Я повернулся к нему, чтобы поблагодарить, но тот печально покачал головой.
— Прежде чем ты постучишь, — сказал он неожиданно мягко. — Я обязан предупредить тебя. Она не помнит тебя и никогда не сможет вспомнить. Она не ответит тебе взаимностью. Даже если ты поможешь ей, у неё на плечах останется весь мир, в сравнении с которым ты — никто.
— Я… знаю, — сказал я резко севшим голосом. — Догадывался.
— И всё равно постучишь?
Мне хотелось ответить десять вещей сразу. Что я просто хочу поговорить, что хочу помочь в любом случае, что отправился бы сюда даже если бы она меня ненавидела и презирала, что любой другой выбор был бы хуже, что…
— Попытка не пытка, — улыбнулся я.
И постучал.
Удивительно, но дверь, напоминающая вход в аудиторию, в самом деле вела в аудиторию. Более того, я и в самом деле был здесь несколько раз, только в виде бестелесного наблюдателя, висящего где-то под потолком. Чёрная меловая доска на дальней стене, придвинутые к стенам столы с закинутыми на них сверху стульями. Сквозь открытое окно ярко светило солнце, лёгкий ветерок нёс отчётливый аромат городского лета — цветов и травы, пыли и горячего асфальта.

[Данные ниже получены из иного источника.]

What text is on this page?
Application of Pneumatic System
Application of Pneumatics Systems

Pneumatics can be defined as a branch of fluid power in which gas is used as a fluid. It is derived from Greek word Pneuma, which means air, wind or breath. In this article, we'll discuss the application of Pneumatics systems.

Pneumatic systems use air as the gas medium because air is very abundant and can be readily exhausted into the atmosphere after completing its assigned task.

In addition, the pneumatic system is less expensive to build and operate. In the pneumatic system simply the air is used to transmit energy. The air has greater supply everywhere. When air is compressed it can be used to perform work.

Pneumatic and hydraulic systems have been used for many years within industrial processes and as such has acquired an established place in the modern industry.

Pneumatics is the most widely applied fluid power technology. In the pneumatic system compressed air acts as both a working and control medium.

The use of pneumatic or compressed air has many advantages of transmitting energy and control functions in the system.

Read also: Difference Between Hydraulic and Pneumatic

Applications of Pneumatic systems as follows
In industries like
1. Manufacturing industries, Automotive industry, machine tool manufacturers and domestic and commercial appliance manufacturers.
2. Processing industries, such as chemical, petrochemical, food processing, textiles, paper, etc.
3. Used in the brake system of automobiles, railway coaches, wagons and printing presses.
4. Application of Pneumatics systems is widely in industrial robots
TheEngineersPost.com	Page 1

Аудитория пустовала. Я подошёл к окну и посмотрел вниз — на беговом треке вокруг футбольного поля стояла Эми и с энтузиазмом махала мне рукой.
— Давай сюда! — крикнула она. — Спускайся по верёвке!
Спускаться по чему? Я опустил глаза на подоконник и только сейчас заметил прочную верёвку, привязанную к батарее под подоконником. А почему нельзя просто…
Обернувшись, я не нашёл двери в аудиторию — и вообще никакой двери. Ну да, чего я ждал, полноценного университета с коридорами, туалетами и лекциями? С другой стороны, меня ждал спуск по верёвке с высоты примерно четвёртого этажа, и спасибо Аниме, что моя сила и ловкость сейчас находились на вполне приемлемом уровне.
Верёвка кончалась где-то за три метра до земли, но где наша не пропадала? Эми уже ждала меня внизу, одетая в белую футболку с красными шортами, серые чулки до колен и белые кроссовки. Её волосы снова были заплетены в хвостики, и в целом она выглядела, как молодая звезда лёгкой атлетики. Я спрыгнул и приземлился. Она осмотрела меня с головы до ног и одобрительно кивнула.
— Отличный спуск!
Моё сердце билось чаще — то ли от неожиданных упражнений, то ли просто от возможности стоять с ней рядом впервые за долгие месяцы. Но не успел я открыть рот, чтобы ответить, она продолжала.
— Давай так, посланник, только без обид. Быстренько уточним, чтобы между нами не осталось непонимания. Ты за кого?